Einerseits gibt es seit über 100 Jahren ganz spezielle deutsche Interessen gegenüber der Türkei. Die haben schon beim Völkermord an den ArmenierInnen dazu geführt, dass das deutsche Kaiserreich nicht nur weggesehen hat, sondern die jungtürkische Armee überhaupt erst in die Lage dazu versetzte. Offenbar gibt es noch immer die Hoffnung, über die Türkei Einfluss im Nahen und Mittleren Osten zu erlangen. Andererseits gibt es bestimmt auch Motive der deutschen Innen- und Sicherheitspolitik. Die Geschichte migrantisch-politischer Organisation in Deutschland zeigt von Anfang an, dass es da immer eine Paranoia mit einhergehender Repression gab. Vieles wußten wir vorher auch nicht. Dass es im Vereinsrecht den so genannten „Ausländerverein“ gibt z.B., der theoretisch verpflichtet ist, Mitgliederlisten an die Polizei zu übergeben. Selbstbewusste migrantische Initiativen sind ja auch unangenehm für deutsche Behörden, etwa, wenn die „Anatolische Föderation“ schon Jahre vor der Selbstenttarnung des „NSU“ die Exekutionen von Migranten als Nazimorde bezeichnet hat. Über „Erkenntnisse“ aus der Türkei zu politisch aktiven Menschen ist man da immer dankbar. Eine Hand wäscht die andere. Da wird dann nicht nachgefragt, wie diese „Erkenntnisse“ zustande kommen.

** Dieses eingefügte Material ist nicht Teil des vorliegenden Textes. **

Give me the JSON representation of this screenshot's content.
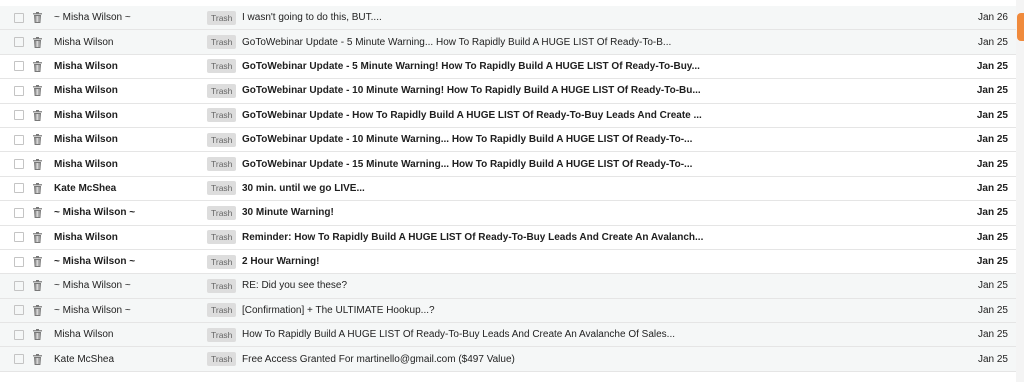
{
  "colors": {
    "unread_bg": "#ffffff",
    "read_bg": "#f5f7f7",
    "badge_bg": "#dddddd",
    "scroll_thumb": "#f08a3c"
  },
  "label": "Trash",
  "emails": [
    {
      "sender": "~ Misha Wilson ~",
      "subject": "I wasn't going to do this, BUT....",
      "date": "Jan 26",
      "unread": false
    },
    {
      "sender": "Misha Wilson",
      "subject": "GoToWebinar Update - 5 Minute Warning... How To Rapidly Build A HUGE LIST Of Ready-To-B...",
      "date": "Jan 25",
      "unread": false
    },
    {
      "sender": "Misha Wilson",
      "subject": "GoToWebinar Update - 5 Minute Warning! How To Rapidly Build A HUGE LIST Of Ready-To-Buy...",
      "date": "Jan 25",
      "unread": true
    },
    {
      "sender": "Misha Wilson",
      "subject": "GoToWebinar Update - 10 Minute Warning! How To Rapidly Build A HUGE LIST Of Ready-To-Bu...",
      "date": "Jan 25",
      "unread": true
    },
    {
      "sender": "Misha Wilson",
      "subject": "GoToWebinar Update - How To Rapidly Build A HUGE LIST Of Ready-To-Buy Leads And Create ...",
      "date": "Jan 25",
      "unread": true
    },
    {
      "sender": "Misha Wilson",
      "subject": "GoToWebinar Update - 10 Minute Warning... How To Rapidly Build A HUGE LIST Of Ready-To-...",
      "date": "Jan 25",
      "unread": true
    },
    {
      "sender": "Misha Wilson",
      "subject": "GoToWebinar Update - 15 Minute Warning... How To Rapidly Build A HUGE LIST Of Ready-To-...",
      "date": "Jan 25",
      "unread": true
    },
    {
      "sender": "Kate McShea",
      "subject": "30 min. until we go LIVE...",
      "date": "Jan 25",
      "unread": true
    },
    {
      "sender": "~ Misha Wilson ~",
      "subject": "30 Minute Warning!",
      "date": "Jan 25",
      "unread": true
    },
    {
      "sender": "Misha Wilson",
      "subject": "Reminder: How To Rapidly Build A HUGE LIST Of Ready-To-Buy Leads And Create An Avalanch...",
      "date": "Jan 25",
      "unread": true
    },
    {
      "sender": "~ Misha Wilson ~",
      "subject": "2 Hour Warning!",
      "date": "Jan 25",
      "unread": true
    },
    {
      "sender": "~ Misha Wilson ~",
      "subject": "RE: Did you see these?",
      "date": "Jan 25",
      "unread": false
    },
    {
      "sender": "~ Misha Wilson ~",
      "subject": "[Confirmation] + The ULTIMATE Hookup...?",
      "date": "Jan 25",
      "unread": false
    },
    {
      "sender": "Misha Wilson",
      "subject": "How To Rapidly Build A HUGE LIST Of Ready-To-Buy Leads And Create An Avalanche Of Sales...",
      "date": "Jan 25",
      "unread": false
    },
    {
      "sender": "Kate McShea",
      "subject": "Free Access Granted For martinello@gmail.com ($497 Value)",
      "date": "Jan 25",
      "unread": false
    }
  ]
}
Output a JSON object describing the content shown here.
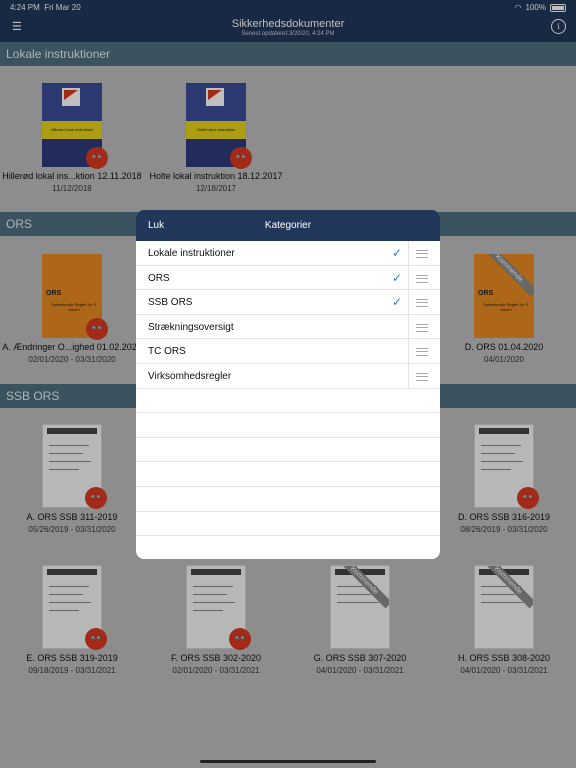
{
  "status": {
    "time": "4:24 PM",
    "day": "Fri Mar 20",
    "battery": "100%",
    "wifi_icon": "wifi-icon"
  },
  "nav": {
    "title": "Sikkerhedsdokumenter",
    "subtitle": "Senest opdateret:3/20/20, 4:24 PM",
    "menu_icon": "list-icon",
    "info_icon": "info-icon"
  },
  "sections": {
    "lokale": {
      "title": "Lokale instruktioner",
      "items": [
        {
          "label": "Hillerød lokal ins...ktion 12.11.2018",
          "date": "11/12/2018",
          "thumb_text": "Hillerød lokal instruktion"
        },
        {
          "label": "Holte lokal instruktion 18.12.2017",
          "date": "12/18/2017",
          "thumb_text": "Holte lokal instruktion"
        }
      ]
    },
    "ors": {
      "title": "ORS",
      "items": [
        {
          "label": "A. Ændringer O...ighed 01.02.2020",
          "date": "02/01/2020 - 03/31/2020",
          "thumb_title": "ORS",
          "thumb_sub": "Operationale Regler for S-banen"
        },
        {
          "label": "D. ORS 01.04.2020",
          "date": "04/01/2020",
          "thumb_title": "ORS",
          "thumb_sub": "Operationale Regler for S-banen",
          "badge": "Kommende"
        }
      ]
    },
    "ssb": {
      "title": "SSB ORS",
      "items": [
        {
          "label": "A. ORS SSB 311-2019",
          "date": "05/26/2019 - 03/31/2020"
        },
        {
          "label": "D. ORS SSB 316-2019",
          "date": "08/26/2019 - 03/31/2020"
        },
        {
          "label": "E. ORS SSB 319-2019",
          "date": "09/18/2019 - 03/31/2021"
        },
        {
          "label": "F. ORS SSB 302-2020",
          "date": "02/01/2020 - 03/31/2021"
        },
        {
          "label": "G. ORS SSB 307-2020",
          "date": "04/01/2020 - 03/31/2021",
          "badge": "Kommende"
        },
        {
          "label": "H. ORS SSB 308-2020",
          "date": "04/01/2020 - 03/31/2021",
          "badge": "Kommende"
        }
      ]
    }
  },
  "modal": {
    "close_label": "Luk",
    "title": "Kategorier",
    "rows": [
      {
        "label": "Lokale instruktioner",
        "checked": true
      },
      {
        "label": "ORS",
        "checked": true
      },
      {
        "label": "SSB ORS",
        "checked": true
      },
      {
        "label": "Strækningsoversigt",
        "checked": false
      },
      {
        "label": "TC ORS",
        "checked": false
      },
      {
        "label": "Virksomhedsregler",
        "checked": false
      }
    ],
    "check_glyph": "✓"
  },
  "colors": {
    "nav": "#21375a",
    "section": "#4e6f7e",
    "accent": "#1e7bd8",
    "badge_red": "#d8391f"
  }
}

„Rückfront sind die deutschen Behörden“
Die Erkenntnisse sind u.a. ja umstritten, weil türkische Dienste bekanntlich auch foltern, wie auch der Europäische Gerichtshof mehrfach festgestellt hat…
Um das nochmal vorwegzuschicken : Es gibt auch keine „Erkenntnisse“ der türkischen Polizei mit direktem Bezug zu Latife. Es geht immer nur um die so genannte „Strukturakte“ zur DHKP-C. Darauf basiert die Behauptung einer so genannten „Rückfront“ der DHKP-C in Europa, zu der auch die „Anatolische Föderation“ gehören soll. Das ist wirklich alles ganz finster. Wir haben KriminalbeamtInnen gesehen, die bestätigten, dass das BKA keine Zweifel an der Verwertbarkeit von in der Türkei „erwirkten“ Aussagen hat, ja, dass sie sich für Foltervorwürfe gar nicht interessieren. Wir haben erlebt, dass bis heute Aussagen und ein hingekritzeltes „Organigramm“ eines Alaattin Ates Basis für Anklagen sind, der seit 2002 auf der Payroll des BND und wohl auch des türkischen Geheimdienstes gestanden hat. Was uns inzwischen klar wurde, ist, dass deutsche Behörden und Gerichte die eigentliche „Rückfront“ einer „ausländischen Vereinigung“ sind, nämlich der Türkei.
„Große Teilnahmslosigkeit der Medien“
Der Prozess geht ja noch weiter. Was würdet ihr euch für seinen Fortgang wünschen ?
Das Verfahren ist jetzt nach einem Jahr an einem Wendepunkt. Die Beweisaufnahme zur Anklage ist abgeschlossen. Jetzt würden die Beweisanträge der Verteidigung folgen, zur Zeit läuft jedoch ein erneuter Einstellungsantrag. Was wir uns wirklich wünschten, wäre deutlich mehr öffentliche Aufmerksamkeit. Immerhin gucken jetzt, nach dem gescheiterten Putsch, viele kritischer auf die Türkei. Nur, dass hier in Deutschland die gleichen willkürlichen Terrordefinitionen genutzt werden, um Menschen den Prozess zu machen, die die EU gleichzeitig in der Türkei kritisiert, bleibt unbeachtet. Es gibt eine große Teilnahmslosigkeit der Medien. Was uns wundert. Wenn die unfreiwillige und willkürliche Verwicklung einer zweifachen Mutter aus Wuppertal in so düstere Zusammenhänge zwischen BND, Kanzleramt und türkischem Geheimdienst keine Story ist, was dann ? Auch einige mehr, die mit uns den Prozess beobachten, wären hilfreich. Termine stehen auf der Website, da kann uns auch eine verschlüsselte E-Mail zur Kontaktaufnahme geschrieben werden.
Vor allem aber wünschen wir uns, dass Latife ihre Kraft behält, mit der sie die Strapaze des Verfahrens und teilweise politische Isolation bislang durchsteht.